Les dispositions légales cantonales doivent être modifiées pour ne permettre l’évacuation des locataires que lorsque le propriétaire peut prouver qu’il leur a proposé un logement abordable et adéquat. A Genève, nous proposons un projet de loi qui modifierait l’article 474A de la loi de procédure civile. L’alinéa 3 en aurait la teneur suivante:

[…] si le locataire […] prouve qu’il s’acquitte du loyer dans la mesure de ses moyens, le procureur général surseoit à l’exécution tant et aussi longtemps qu’un logement de remplacement adéquat ne lui a pas été proposé. Par logement de remplacement adéquat, on entend un bail à loyer de durée indéterminée portant sur un logement salubre, dont le prix ne soit pas fixé à plus de 110% du loyer acquitté antérieurement par le locataire sujet à la procédure d’évacuation et dont la surface habitable ne soit pas inférieure à 90% de celle dont il disposait précédemment.

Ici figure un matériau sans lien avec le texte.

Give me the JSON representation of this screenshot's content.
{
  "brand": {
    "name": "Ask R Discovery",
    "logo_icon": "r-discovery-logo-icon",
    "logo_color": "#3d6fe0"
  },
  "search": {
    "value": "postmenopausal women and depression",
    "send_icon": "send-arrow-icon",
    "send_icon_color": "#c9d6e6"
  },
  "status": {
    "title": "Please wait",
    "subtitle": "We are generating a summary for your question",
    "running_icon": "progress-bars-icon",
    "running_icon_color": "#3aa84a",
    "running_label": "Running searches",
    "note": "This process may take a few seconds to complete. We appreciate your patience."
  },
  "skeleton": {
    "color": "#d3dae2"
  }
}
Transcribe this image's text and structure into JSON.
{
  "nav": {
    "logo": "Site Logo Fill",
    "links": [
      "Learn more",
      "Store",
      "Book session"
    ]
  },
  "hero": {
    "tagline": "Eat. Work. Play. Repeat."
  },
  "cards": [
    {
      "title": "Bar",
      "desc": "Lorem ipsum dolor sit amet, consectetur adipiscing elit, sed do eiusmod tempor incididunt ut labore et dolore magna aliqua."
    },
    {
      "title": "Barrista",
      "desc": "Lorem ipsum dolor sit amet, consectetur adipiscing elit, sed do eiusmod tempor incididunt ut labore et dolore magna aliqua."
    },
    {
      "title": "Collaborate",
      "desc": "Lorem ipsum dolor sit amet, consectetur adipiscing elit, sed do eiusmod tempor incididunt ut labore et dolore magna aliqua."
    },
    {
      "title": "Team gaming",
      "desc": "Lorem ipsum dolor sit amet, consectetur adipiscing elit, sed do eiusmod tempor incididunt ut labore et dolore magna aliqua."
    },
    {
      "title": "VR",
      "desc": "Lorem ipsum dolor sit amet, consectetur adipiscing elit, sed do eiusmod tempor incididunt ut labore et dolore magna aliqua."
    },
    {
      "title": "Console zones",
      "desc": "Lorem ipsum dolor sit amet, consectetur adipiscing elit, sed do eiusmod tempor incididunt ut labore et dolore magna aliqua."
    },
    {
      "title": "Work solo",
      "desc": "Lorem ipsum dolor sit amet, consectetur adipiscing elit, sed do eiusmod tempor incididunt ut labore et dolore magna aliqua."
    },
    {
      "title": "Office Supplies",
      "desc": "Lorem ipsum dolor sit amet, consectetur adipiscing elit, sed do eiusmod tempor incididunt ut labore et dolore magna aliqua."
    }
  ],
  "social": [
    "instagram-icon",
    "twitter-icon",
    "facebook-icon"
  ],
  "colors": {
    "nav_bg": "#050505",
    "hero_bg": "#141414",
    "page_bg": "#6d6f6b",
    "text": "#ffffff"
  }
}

L’objectif n’est pas de déposséder les propriétaires, qui pourraient se retourner contre l’Etat pour obtenir le paiement des loyers non versés. Ils seraient en quelque sorte expropriés de leurs droits tant et aussi longtemps que leur locataire ne s’est pas vu proposer un logement de rechange.

Droit au logement

En plus de protéger toutesd et tous les locataires, ce projet inciterait les autorités à accélérer la construction de logements abordables, et les milieux immobiliers à cesser de leur mettre des bâtons dans les roues. En effet, à défaut de logements abordables sur le marché, les évacuations de personnes dans le besoin deviendraient impossibles! Alors qu’aujourd’hui les propriétaires fonciers ont tout intérêt à favoriser la pénurie de logement, qui fait monter les prix des loyers, après l’adoption de la nouvelle loi, ils auraient intérêt à pouvoir proposer à leurs locataires d’autres logements, avec des loyers moins chers.

Enfin, seuls seraient protégés les locataires qui payeraient leur loyer dans la mesure de leurs moyens. Il serait en effet contraire aux intérêts de la population, que l’Etat doive payer les loyers de celles/ceux qui pourraient le faire mais s’en abstiennent par mauvaise volonté. La mesure des moyens de chacun pourrait être facilement effectuée par un calcul du minimum vital, tel que celui auquel procèdent les offices des poursuites et faillites. Ce projet de loi ne fait que concrétiser modestement, pour une certaine catégorie de la population genevoise, le droit au logement, garanti par la constitution cantonale.